During these trying times, it’s recommended you watch films and television shows that make you feel happy, comforted, joyful. Stage Mother, a comedy about one woman’s takeover of a drag bar, sounds like just the ticket, but does it live up to its glamorous introduction?
Jacki Weaver plays Maybelline, a Southern Baptist choir mistress, content with her conservative life with husband Jeb (Hugh Thompson). But when news arrives that the couple’s son Rickey (Eldon Thiele) has passed away, Maybelline packs up her suitcase to attend his funeral, much to Jeb’s disappointment.
Why doesn’t Jeb accompany her? Because he’s homophobic. Rickey distanced himself from his family when he came out, moving to San Francisco to live out his drag queen dreams. Maybelline is soon inaugurated into his rock’n’roll lifestyle, arriving at the service to find music blaring and several of Rickey’s drag sisters twerking and pirouetting on stage. Not exactly the demure funeral she would hope for herself.
Staying in town, Maybelline discovers that Rickey owned a drag bar, Pandora’s Box, and that as his next of kin she now owns it. This puts out Rickey’s life-and-business partner, Nathan (Adrian Grenier), as this means he will have lost his love, his life, and his home in the space of a few weeks. Determined to not let that happen, Maybelline decides she’s going to relight the fire inside Pandora’s Box, creating a new stage show to attract larger, more enthusiastic audiences, to bring in more money for the club and – ultimately – to remind her of her love for her son.
While Nathan’s not so much behind her big plans, Maybelline finds comfort in Sienna (Lucy Liu), a close friend of Rickey’s, and Sienna’s acceptance of Maybelline encourages the club’s queens to accept her also. And while everyone seemingly laughs off Maybelline’s quaint, clipped accent and twee, country ways at the start, it appears she’s not only there to learn but to teach her new friends something, too.
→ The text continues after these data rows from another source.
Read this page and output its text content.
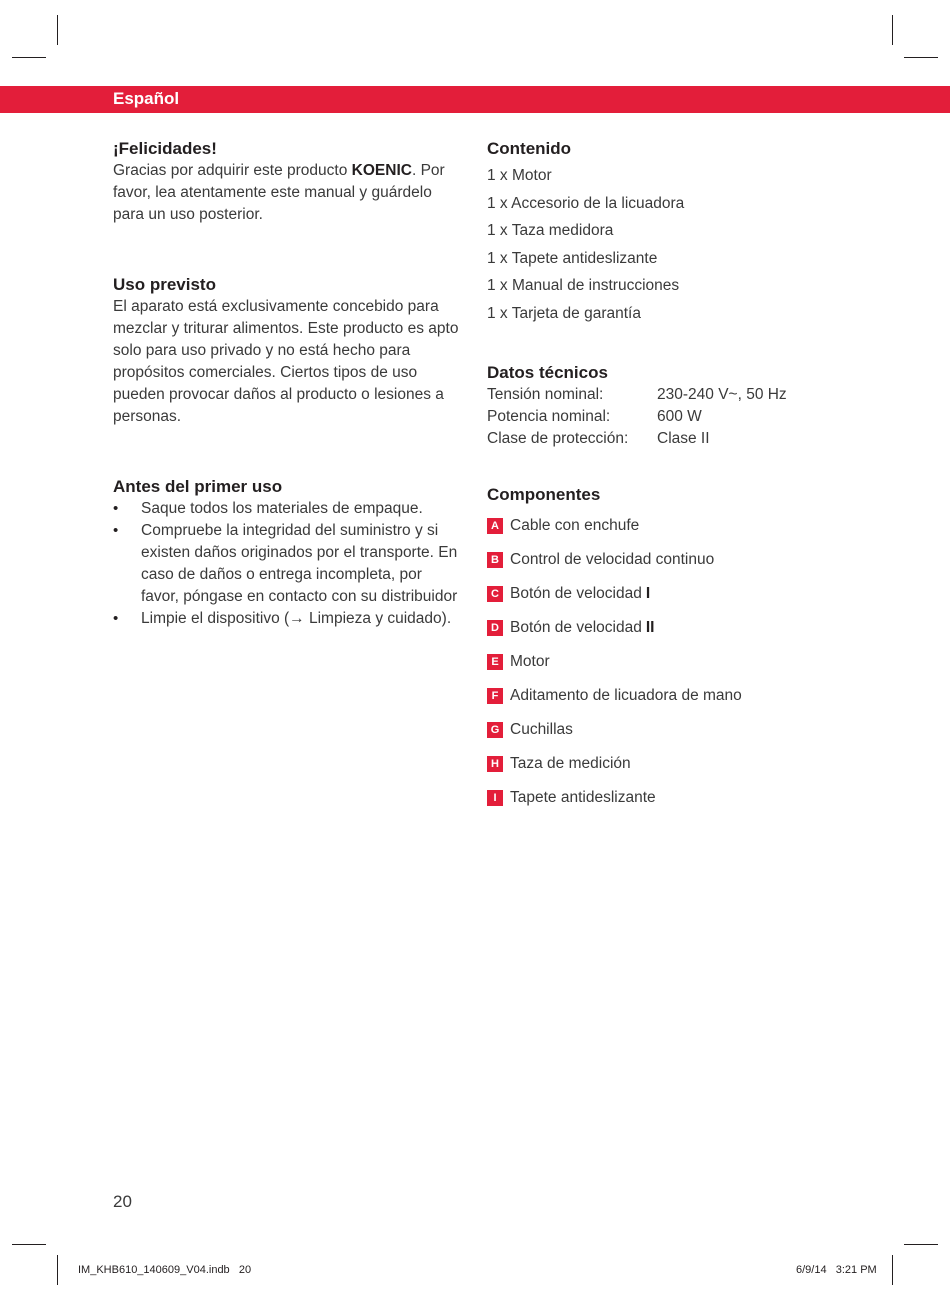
Español
¡Felicidades!

Gracias por adquirir este producto KOENIC. Por favor, lea atentamente este manual y guárdelo para un uso posterior.

Uso previsto

El aparato está exclusivamente concebido para mezclar y triturar alimentos. Este producto es apto solo para uso privado y no está hecho para propósitos comerciales. Ciertos tipos de uso pueden provocar daños al producto o lesiones a personas.

Antes del primer uso
• Saque todos los materiales de empaque.
• Compruebe la integridad del suministro y si existen daños originados por el transporte. En caso de daños o entrega incompleta, por favor, póngase en contacto con su distribuidor
• Limpie el dispositivo (→ Limpieza y cuidado).
Contenido
1 x Motor
1 x Accesorio de la licuadora
1 x Taza medidora
1 x Tapete antideslizante
1 x Manual de instrucciones
1 x Tarjeta de garantía
Datos técnicos
Tensión nominal:	230-240 V~, 50 Hz
Potencia nominal:	600 W
Clase de protección:	Clase II
Componentes
A Cable con enchufe
B Control de velocidad continuo
C Botón de velocidad I
D Botón de velocidad II
E Motor
F Aditamento de licuadora de mano
G Cuchillas
H Taza de medición
I Tapete antideslizante
20
IM_KHB610_140609_V04.indb   20	6/9/14   3:21 PM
Directed by Thom Fitzgerald (TV’s Forgive Me and Sex & Violence) and written by Brad Hennig, Stage Mother has fantastic intentions. To many watching, this may be a world they’ve never seen or experienced, so the pair want to show us some of its realities. Opening on Rickey, backstage and prepping for that evening’s show, he steadies himself with drugs and alcohol, stumbling across the stage with his make-up slowly slipping off his face. Narcotics have been associated with the LGBTQ+ club scene for decades, and is a theme that crops up throughout the story to remind us that it’s not all costume jewellery and hip-pads; that many use cocaine and whiskey to forget any troubles.
Cut to Maybelline, teaching her choir, and we know where we’re headed. Fitzgerald and Hennig make it clear from the start that if you’re anything like Jeb, you’re not going to enjoy this ride, which is why it’s almost surprising that Maybelline is so quick to dive straight in. As the story unfolds, we learn that she’s actually nothing like her plaid shirt-wearing, Republican-voting husband, and that maybe he wasn’t worth abandoning her son for. And as we near the film’s climax and saccharine-sweet ending, it’s clear where Rickey found a lot of his inspiration. Weaver’s final few minutes on screen (and on stage) are glorious, as she’s finally able to duet with her son once again. If it doesn’t leave you smiling I’m not sure what will.
With a script full of catty remarks and fantastic support from Liu, Mya Taylor, Allister MacDonald and Jackie Beat, it’s a film full of heart and soul, giving a glimpse into the lives of San Francisco’s gay community through the eyes of one mother. With such a strong cast (and diverse at that) and hard-hitting themes, I just thought it was a shame to cast Grenier as Rickey’s partner, who from a quick Google search isn’t a gay man. There are plenty of LGBTQ+ actors working in Hollywood to choose from – why not one of them?
I can imagine Stage Mother may split audiences, especially for those living within the community who might find this too unbelievable. But for those not familiar with drag, this could certainly be a peak into another world. Like a drag queen-bejewelled My Fair Lady transformation, Stage Mother tries to teach some important lessons around acceptance and finding your own family – but watch out for the toothache you’re left with after 90 minutes of this too-sweet comedy.